Cassetteboy was seen to almost celebrate the new law by releasing a controversial video called “Cameron’s Conference Rap” to coincide with the Prime Minister’s party conference speech. The mash-up shows five years of conference speeches from David Cameron and mocks the heritage values of the Conservative Party, making outlandish statements such as “I am disgusted by the poor.” Within a week, the video had accumulated 3.5 million views with Cameron’s real speech only receiving 44,000 hits, highlighting the reach and popularity that parodies can have.
Although there has been no formal response from David Cameron, it is clear that parodies commenting on politics, such as this, are bound to impact the reputation of the Prime Minister, even though the piece is intended to be purely satirical.

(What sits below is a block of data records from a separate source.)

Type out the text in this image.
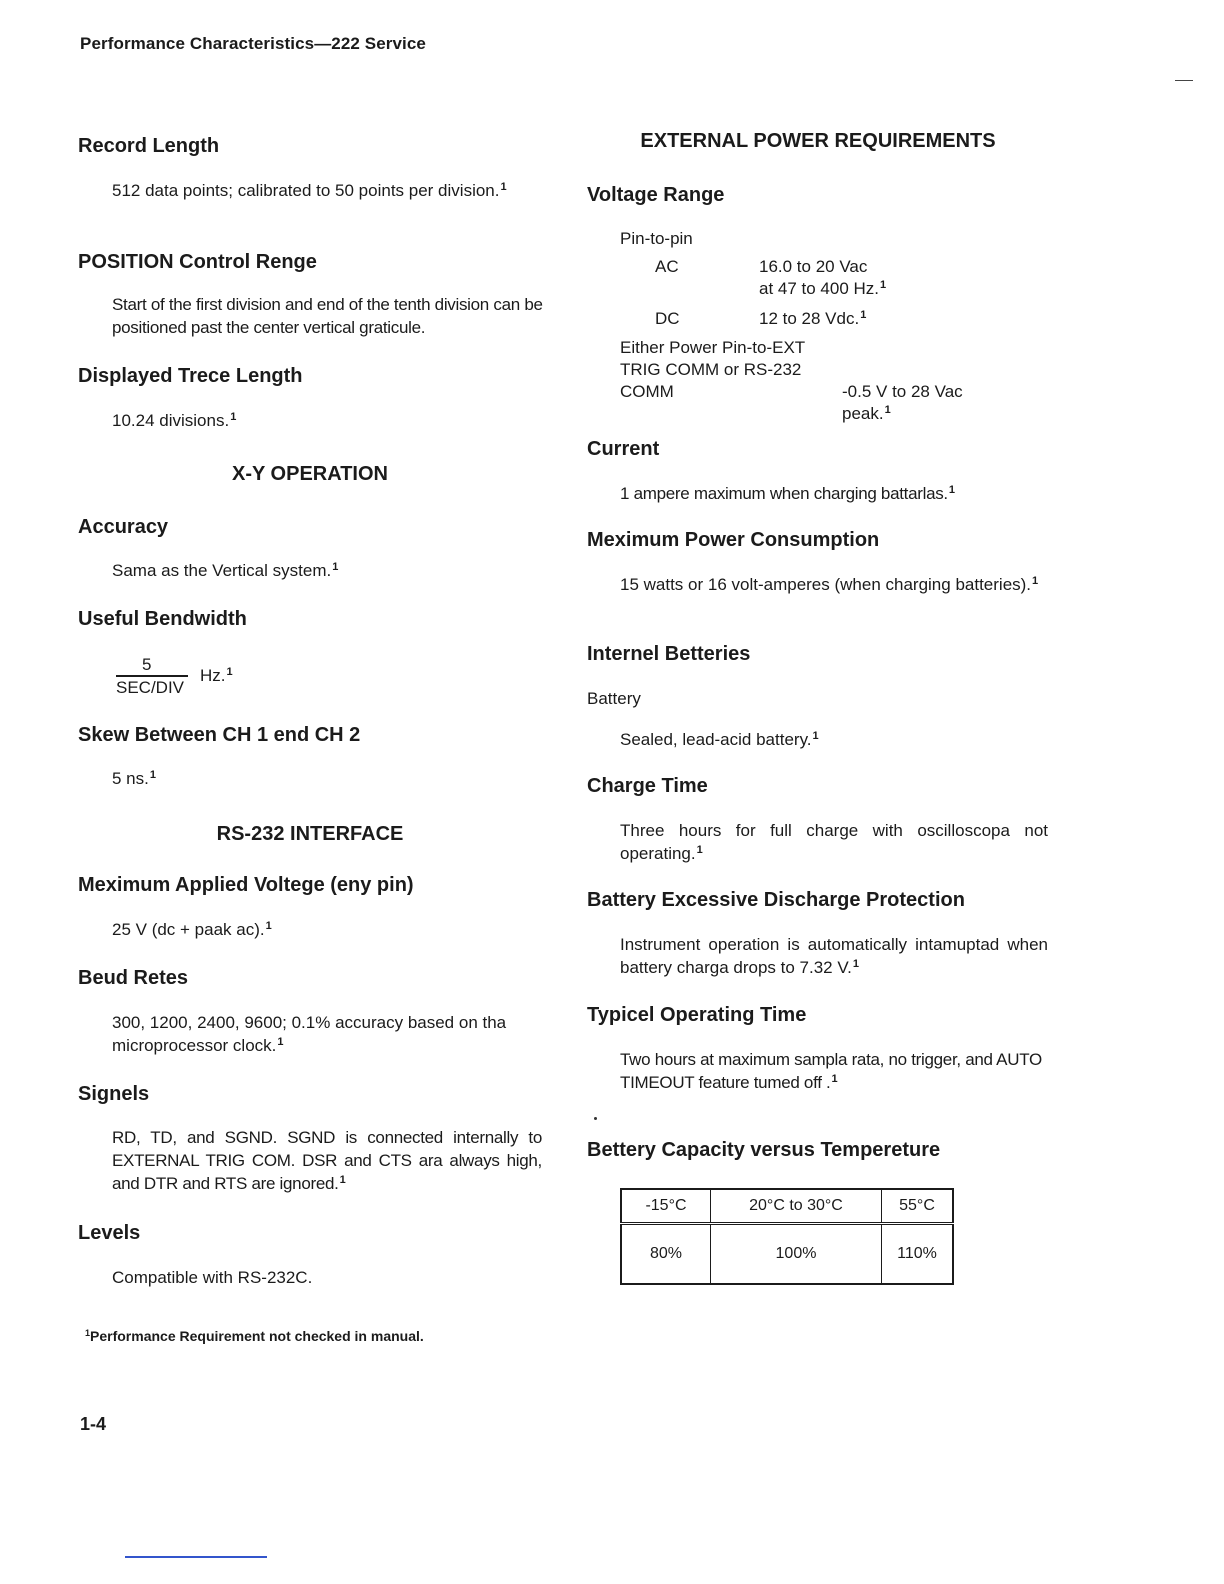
Performance Characteristics—222 Service
Record Length
512 data points; calibrated to 50 points per division.$^1$
POSITION Control Renge
Start of the first division and end of the tenth division can be positioned past the center vertical graticule.
Displayed Trece Length
10.24 divisions.$^1$
X-Y OPERATION
Accuracy
Sama as the Vertical system.$^1$
Useful Bendwidth
5
SEC/DIV
Hz.$^1$
Skew Between CH 1 end CH 2
5 ns.$^1$
RS-232 INTERFACE
Meximum Applied Voltege (eny pin)
25 V (dc + paak ac).$^1$
Beud Retes
300, 1200, 2400, 9600; 0.1% accuracy based on tha microprocessor clock.$^1$
Signels
RD, TD, and SGND. SGND is connected internally to EXTERNAL TRIG COM. DSR and CTS ara always high, and DTR and RTS are ignored.$^1$
Levels
Compatible with RS-232C.
$^1$Performance Requirement not checked in manual.
1-4
EXTERNAL POWER REQUIREMENTS
Voltage Range
Pin-to-pin
AC	16.0 to 20 Vac
at 47 to 400 Hz.$^1$
DC	12 to 28 Vdc.$^1$
Either Power Pin-to-EXT
TRIG COMM or RS-232
COMM	-0.5 V to 28 Vac
peak.$^1$
Current
1 ampere maximum when charging battarlas.$^1$
Meximum Power Consumption
15 watts or 16 volt-amperes (when charging batteries).$^1$
Internel Betteries
Battery
Sealed, lead-acid battery.$^1$
Charge Time
Three hours for full charge with oscilloscopa not operating.$^1$
Battery Excessive Discharge Protection
Instrument operation is automatically intamuptad when battery charga drops to 7.32 V.$^1$
Typicel Operating Time
Two hours at maximum sampla rata, no trigger, and AUTO TIMEOUT feature tumed off .$^1$
Bettery Capacity versus Tempereture
-15°C	20°C to 30°C	55°C
80%	100%	110%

Organisations have also been able to exploit the new parody copyright laws for their own causes. Rather than focusing on producing humorous parodies, animal rights group PETA have targeted Fortnum & Mason in an attempt to encourage people to boycott the shop for selling foie gras. By producing an altered Fortnum and Mason’s website under the URL force fed and murdered, the animal rights activists hope to highlight the cruelty involved in producing foie gras. Mimi Bekhechi, a PETA director, said: “Fortnum & Mason’s image has already been tarnished by its sale of foie gras, which is so cruel that its production is banned in Britain, and now we are bringing further attention to this by using another British value: ridicule.” The technique has effectively been used by PETA US, where the parody is covered under the Fair Use Act.
Parody can be seen as a form of art, and just as art is subjective, so too is the legality of these newly emerging parody sketches. Whilst many believe their use of copyrighted material is now protected, what must be highlighted is that parody is only a legitimate defence if deemed funny enough and non-discriminatory.